Speaking about contact between families yesterday Matt Hancock said that grandparents will be given the green light to look after their grandchildren, even in areas where a lockdown is in force.

The Health Secretary said he had ‘heard the concerns’ about the impact on parents who are reliant on childcare to do their jobs.

Boris Johnson has announced sweeping curbs on people's lives as the Government attepts to get the virus under control

Boris Johnson has announced sweeping curbs on people’s lives as the Government attepts to get the virus under control

Speaking in the Commons yesterday he said: ‘We know from experience that local action can work when local communities come together to follow the rules, tackle the virus and keep themselves safe.
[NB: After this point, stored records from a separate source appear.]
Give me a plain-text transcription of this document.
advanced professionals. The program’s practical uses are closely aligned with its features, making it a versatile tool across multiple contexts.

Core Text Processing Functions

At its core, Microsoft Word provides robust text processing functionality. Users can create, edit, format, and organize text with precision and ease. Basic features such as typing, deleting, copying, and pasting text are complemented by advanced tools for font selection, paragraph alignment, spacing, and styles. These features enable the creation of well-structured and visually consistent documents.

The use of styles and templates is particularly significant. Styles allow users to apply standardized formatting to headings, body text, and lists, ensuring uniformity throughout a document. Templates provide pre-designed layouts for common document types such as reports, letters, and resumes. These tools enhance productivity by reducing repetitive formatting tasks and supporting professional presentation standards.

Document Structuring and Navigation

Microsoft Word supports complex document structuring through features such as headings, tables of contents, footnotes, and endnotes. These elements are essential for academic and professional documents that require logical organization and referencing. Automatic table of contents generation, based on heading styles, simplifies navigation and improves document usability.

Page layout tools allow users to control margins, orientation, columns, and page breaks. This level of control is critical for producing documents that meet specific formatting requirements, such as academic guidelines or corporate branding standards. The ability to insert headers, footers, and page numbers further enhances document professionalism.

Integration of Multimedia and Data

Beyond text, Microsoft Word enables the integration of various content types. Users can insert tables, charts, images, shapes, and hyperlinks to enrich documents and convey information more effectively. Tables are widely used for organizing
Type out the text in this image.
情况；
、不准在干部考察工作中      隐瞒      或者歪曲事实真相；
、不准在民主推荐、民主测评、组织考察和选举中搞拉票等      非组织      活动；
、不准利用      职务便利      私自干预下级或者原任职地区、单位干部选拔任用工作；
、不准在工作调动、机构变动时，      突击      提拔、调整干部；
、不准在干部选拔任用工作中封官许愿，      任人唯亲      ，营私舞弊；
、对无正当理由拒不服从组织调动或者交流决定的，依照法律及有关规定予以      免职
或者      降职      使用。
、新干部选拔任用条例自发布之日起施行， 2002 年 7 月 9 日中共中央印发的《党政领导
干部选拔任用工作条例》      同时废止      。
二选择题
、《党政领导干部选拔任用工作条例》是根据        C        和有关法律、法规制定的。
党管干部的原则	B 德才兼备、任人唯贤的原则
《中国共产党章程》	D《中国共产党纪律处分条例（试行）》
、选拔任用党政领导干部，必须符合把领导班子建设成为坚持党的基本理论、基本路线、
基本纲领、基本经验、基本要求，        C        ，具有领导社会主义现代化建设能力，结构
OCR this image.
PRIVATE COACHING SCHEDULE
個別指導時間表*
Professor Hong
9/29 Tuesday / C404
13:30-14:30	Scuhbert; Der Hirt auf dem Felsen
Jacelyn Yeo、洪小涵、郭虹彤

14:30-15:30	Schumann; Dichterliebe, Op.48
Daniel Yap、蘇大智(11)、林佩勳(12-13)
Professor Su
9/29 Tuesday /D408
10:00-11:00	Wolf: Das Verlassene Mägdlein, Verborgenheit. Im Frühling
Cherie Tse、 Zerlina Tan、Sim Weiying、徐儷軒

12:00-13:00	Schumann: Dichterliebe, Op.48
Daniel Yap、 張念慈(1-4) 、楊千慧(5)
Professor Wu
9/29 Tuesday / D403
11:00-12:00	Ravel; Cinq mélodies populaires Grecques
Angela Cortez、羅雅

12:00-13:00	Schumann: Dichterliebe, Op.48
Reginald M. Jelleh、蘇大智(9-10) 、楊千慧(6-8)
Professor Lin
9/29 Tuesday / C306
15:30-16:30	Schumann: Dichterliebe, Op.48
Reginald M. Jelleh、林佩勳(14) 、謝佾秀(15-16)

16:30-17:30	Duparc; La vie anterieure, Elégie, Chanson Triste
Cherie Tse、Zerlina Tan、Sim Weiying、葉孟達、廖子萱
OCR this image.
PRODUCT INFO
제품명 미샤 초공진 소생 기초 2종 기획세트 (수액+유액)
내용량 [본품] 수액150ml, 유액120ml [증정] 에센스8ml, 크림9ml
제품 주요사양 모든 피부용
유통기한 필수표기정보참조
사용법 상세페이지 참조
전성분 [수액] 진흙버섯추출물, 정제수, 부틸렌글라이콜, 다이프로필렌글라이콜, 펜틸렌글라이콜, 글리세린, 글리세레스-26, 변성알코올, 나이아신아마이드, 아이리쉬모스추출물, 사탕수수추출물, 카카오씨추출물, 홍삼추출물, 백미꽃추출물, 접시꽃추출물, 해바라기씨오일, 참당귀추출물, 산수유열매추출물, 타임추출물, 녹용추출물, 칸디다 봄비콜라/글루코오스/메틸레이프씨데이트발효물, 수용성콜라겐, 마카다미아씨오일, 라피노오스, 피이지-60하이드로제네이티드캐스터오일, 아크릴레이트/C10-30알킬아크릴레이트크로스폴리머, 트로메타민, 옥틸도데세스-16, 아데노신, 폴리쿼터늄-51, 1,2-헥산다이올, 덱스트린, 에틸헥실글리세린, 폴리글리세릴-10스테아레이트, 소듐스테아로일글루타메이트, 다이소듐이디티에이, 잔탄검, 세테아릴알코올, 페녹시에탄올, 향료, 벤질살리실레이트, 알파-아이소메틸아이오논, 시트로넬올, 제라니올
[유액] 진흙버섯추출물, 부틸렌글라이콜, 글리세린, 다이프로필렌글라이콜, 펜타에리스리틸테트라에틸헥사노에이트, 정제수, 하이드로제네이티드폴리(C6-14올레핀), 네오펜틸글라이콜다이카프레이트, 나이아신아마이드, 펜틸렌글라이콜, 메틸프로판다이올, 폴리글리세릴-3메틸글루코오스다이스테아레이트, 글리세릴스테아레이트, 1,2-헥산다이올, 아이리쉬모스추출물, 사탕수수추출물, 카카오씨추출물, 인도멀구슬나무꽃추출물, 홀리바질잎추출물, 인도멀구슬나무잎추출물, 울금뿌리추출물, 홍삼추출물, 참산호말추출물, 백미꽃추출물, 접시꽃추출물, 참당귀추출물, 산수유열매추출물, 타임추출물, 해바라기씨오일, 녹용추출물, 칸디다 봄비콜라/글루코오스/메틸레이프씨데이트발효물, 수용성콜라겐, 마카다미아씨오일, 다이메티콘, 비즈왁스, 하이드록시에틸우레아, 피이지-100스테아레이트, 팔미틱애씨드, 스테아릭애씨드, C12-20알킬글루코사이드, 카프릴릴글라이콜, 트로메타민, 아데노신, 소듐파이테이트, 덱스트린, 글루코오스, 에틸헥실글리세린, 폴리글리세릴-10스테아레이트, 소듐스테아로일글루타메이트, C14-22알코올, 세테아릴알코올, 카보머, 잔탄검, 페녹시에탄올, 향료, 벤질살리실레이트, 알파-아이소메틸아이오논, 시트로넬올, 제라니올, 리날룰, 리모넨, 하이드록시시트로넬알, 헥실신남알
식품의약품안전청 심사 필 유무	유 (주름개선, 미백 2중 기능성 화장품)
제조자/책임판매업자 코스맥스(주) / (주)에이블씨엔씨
‘I know how hard this is. We are constantly looking for how we can ensure measures bear down on the virus as much as possible while protecting both lives and livelihoods.

‘I have heard the concerns about the impact of local action on childcare arrangements.

‘For many, informal childcare arrangements are a lifeline without which they couldn’t do their jobs.

‘So today I am able to announce a new exemption for looking after children under the age of 14 or vulnerable adults where that is necessary for caring purposes.

‘This covers both formal and informal arrangements. It does not allow for play dates or parties but it does mean that a consistent childcare relationship that is vital for somebody to get to work is allowed.’

The UK recorded a further 21 deaths from coronavirus yesterday, as the country battles a surge in new cases.